The two issues could also disrupt economies and international trade, as well as fuel international conflict over access to natural resources, Dr. Djoghlaf added.

Also today, UNDP named banking and insurance leader Fortis as the financial services provider for UNDP’s MDG Carbon Facility, thereby making the Facility – designed to harness the vast resources of the carbon market to bring long-term sustainable development to developing countries – operational.

Under the terms of the partnership, announced in Berlin, UNDP will help developing countries conceive projects intended to reduce emissions of greenhouse gases, and will ensure that these projects meet the Kyoto Protocol’s agreed standards and deliver real, sustainable benefits to the environment and broader human development.

Fortis will then purchase and sell the emissions-reduction credits generated by these projects.
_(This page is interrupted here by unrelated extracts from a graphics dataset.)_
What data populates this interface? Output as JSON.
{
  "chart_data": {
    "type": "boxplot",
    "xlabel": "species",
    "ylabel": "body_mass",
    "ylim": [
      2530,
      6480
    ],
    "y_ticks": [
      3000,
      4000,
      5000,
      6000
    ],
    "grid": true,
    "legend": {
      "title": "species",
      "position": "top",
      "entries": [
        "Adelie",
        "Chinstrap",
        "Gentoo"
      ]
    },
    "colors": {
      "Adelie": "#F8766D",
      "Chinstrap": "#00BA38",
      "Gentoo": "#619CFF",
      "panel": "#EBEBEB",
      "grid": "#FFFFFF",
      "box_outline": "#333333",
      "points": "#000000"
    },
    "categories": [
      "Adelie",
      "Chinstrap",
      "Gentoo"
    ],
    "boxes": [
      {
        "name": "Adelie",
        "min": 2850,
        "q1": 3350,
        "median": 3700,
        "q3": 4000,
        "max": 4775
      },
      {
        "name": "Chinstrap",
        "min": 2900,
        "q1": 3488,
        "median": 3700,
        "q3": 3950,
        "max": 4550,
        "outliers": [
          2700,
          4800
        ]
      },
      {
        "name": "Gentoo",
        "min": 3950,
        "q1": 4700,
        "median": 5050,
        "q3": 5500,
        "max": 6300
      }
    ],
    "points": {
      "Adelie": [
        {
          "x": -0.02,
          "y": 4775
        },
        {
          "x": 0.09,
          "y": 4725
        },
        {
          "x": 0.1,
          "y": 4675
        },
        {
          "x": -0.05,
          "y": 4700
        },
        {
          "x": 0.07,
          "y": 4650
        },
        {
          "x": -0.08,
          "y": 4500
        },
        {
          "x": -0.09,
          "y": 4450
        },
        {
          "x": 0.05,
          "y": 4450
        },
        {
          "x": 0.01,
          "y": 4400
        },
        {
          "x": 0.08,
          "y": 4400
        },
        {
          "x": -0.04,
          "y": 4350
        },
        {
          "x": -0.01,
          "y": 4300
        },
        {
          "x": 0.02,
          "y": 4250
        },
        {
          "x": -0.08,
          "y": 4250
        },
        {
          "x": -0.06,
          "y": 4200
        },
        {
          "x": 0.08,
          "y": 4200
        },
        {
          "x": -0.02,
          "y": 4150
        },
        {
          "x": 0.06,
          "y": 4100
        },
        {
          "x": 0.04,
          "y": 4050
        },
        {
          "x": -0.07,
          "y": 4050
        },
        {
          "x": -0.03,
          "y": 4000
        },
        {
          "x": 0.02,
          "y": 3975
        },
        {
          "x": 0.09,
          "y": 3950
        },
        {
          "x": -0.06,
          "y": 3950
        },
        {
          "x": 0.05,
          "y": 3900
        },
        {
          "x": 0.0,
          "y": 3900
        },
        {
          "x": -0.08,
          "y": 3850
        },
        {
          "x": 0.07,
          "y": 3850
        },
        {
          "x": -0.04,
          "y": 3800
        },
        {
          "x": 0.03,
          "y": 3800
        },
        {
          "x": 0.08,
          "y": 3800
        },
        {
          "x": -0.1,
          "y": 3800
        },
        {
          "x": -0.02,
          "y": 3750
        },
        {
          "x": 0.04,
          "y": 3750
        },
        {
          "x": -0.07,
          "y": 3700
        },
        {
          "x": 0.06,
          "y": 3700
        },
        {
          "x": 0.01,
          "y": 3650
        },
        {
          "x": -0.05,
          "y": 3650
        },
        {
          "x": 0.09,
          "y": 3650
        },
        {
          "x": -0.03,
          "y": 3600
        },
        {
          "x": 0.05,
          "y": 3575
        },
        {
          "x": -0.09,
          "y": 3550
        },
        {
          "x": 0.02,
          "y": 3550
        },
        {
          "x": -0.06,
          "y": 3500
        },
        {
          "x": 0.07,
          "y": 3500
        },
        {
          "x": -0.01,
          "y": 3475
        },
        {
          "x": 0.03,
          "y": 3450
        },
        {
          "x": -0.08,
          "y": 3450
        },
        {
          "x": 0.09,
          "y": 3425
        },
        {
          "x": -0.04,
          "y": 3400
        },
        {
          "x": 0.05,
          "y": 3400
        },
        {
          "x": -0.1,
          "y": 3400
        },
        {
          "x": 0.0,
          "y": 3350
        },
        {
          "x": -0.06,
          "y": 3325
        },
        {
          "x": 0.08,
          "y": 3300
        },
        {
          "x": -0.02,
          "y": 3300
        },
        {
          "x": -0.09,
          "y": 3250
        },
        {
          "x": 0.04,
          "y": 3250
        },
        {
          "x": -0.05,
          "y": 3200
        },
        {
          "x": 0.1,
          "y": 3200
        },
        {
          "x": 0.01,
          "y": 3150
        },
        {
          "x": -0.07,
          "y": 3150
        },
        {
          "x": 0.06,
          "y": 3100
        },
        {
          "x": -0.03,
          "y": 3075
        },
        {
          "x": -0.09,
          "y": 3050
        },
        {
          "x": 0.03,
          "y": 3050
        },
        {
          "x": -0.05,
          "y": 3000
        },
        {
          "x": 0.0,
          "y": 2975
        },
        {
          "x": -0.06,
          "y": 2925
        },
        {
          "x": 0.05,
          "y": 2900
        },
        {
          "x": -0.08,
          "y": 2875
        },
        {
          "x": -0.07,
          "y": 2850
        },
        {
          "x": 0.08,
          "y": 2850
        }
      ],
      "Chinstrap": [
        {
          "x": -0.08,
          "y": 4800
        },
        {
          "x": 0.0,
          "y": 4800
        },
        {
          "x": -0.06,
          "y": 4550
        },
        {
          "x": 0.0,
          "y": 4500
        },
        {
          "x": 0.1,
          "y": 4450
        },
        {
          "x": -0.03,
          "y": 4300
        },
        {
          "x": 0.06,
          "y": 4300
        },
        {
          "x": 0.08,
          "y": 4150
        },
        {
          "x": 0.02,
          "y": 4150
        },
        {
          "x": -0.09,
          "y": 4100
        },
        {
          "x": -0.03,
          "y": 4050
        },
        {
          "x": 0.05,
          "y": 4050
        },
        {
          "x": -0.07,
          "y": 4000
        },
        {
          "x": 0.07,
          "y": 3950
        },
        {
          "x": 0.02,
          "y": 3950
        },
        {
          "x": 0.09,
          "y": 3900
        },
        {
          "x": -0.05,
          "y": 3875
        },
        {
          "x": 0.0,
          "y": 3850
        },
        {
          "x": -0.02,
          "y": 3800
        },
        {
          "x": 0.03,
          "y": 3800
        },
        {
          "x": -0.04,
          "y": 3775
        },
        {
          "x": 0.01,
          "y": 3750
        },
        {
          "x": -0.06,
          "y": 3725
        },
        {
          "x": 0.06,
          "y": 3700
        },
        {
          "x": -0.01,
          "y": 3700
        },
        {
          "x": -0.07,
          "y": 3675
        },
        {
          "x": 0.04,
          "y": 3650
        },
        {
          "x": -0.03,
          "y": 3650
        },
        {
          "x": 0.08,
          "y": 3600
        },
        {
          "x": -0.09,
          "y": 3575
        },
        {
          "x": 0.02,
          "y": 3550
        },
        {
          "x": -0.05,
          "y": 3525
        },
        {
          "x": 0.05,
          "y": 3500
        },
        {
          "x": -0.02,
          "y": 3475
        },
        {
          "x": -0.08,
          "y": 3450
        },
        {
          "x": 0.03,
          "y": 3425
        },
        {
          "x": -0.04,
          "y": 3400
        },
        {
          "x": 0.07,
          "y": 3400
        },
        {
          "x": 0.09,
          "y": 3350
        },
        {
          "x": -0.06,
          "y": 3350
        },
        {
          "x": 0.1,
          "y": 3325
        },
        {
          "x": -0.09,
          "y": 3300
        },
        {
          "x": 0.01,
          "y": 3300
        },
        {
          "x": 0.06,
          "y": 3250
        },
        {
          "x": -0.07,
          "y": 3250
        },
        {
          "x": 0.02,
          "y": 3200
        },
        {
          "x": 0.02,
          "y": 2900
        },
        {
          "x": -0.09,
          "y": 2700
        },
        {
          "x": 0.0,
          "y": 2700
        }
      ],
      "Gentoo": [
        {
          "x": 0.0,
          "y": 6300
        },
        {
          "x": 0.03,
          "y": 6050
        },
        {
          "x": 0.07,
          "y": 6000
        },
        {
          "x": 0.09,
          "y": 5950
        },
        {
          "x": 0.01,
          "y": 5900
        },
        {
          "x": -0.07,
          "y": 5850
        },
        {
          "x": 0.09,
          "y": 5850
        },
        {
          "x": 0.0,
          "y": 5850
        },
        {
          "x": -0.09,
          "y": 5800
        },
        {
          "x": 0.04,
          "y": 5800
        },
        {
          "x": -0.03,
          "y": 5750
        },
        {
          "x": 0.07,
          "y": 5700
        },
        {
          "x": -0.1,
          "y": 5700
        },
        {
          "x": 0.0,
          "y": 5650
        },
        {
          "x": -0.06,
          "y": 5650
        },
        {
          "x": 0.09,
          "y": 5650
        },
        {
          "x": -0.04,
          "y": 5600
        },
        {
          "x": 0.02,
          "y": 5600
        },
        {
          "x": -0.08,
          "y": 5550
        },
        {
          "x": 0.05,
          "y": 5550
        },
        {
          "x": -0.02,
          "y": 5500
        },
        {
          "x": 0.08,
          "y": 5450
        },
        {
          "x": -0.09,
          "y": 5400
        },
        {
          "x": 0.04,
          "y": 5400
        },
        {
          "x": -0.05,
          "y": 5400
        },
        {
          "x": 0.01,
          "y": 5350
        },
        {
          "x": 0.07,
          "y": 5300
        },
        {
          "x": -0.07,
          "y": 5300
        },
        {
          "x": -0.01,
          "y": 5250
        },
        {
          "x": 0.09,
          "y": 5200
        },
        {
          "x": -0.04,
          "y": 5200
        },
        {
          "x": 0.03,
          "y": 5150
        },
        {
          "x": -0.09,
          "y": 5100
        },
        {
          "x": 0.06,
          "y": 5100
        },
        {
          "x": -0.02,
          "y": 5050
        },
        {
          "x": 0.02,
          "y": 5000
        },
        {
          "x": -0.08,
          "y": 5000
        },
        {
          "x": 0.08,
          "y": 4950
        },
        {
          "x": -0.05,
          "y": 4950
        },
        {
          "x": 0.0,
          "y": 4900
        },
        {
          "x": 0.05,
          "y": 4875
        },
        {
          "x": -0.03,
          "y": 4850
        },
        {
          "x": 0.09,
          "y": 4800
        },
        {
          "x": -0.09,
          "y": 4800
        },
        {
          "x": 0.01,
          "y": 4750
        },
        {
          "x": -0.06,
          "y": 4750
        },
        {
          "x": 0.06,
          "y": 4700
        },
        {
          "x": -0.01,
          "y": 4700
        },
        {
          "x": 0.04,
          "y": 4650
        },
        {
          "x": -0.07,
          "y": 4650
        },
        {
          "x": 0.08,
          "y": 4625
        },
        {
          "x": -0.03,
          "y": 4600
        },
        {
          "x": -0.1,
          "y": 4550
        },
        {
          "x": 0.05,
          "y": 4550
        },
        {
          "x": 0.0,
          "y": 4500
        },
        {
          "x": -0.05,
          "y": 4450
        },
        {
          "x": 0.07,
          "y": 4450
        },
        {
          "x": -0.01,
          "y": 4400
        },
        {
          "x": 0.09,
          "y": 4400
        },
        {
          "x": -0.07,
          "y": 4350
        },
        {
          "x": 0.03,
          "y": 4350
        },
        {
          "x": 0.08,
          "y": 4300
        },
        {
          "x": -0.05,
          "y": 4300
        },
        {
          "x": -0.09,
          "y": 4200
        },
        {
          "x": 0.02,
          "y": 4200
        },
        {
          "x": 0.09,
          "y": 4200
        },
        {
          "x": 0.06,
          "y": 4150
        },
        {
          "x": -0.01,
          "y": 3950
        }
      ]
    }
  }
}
The proceeds will provide developing countries and communities with a new flow of resources to finance much needed investment and to promote development.

The issue of global climate change is also being discussed at the Junior 8 Summit, an international youth conference in Wismar, Germany, this week with an agenda that mirrors that of the G8 summit.

A joint initiative sponsored by the UN Children’s Fund (UNICEF) and the Morgan Stanley International Foundation, “J8” aims to strengthen the voice of children and young people and enhance their ability to influence decisions with the G8.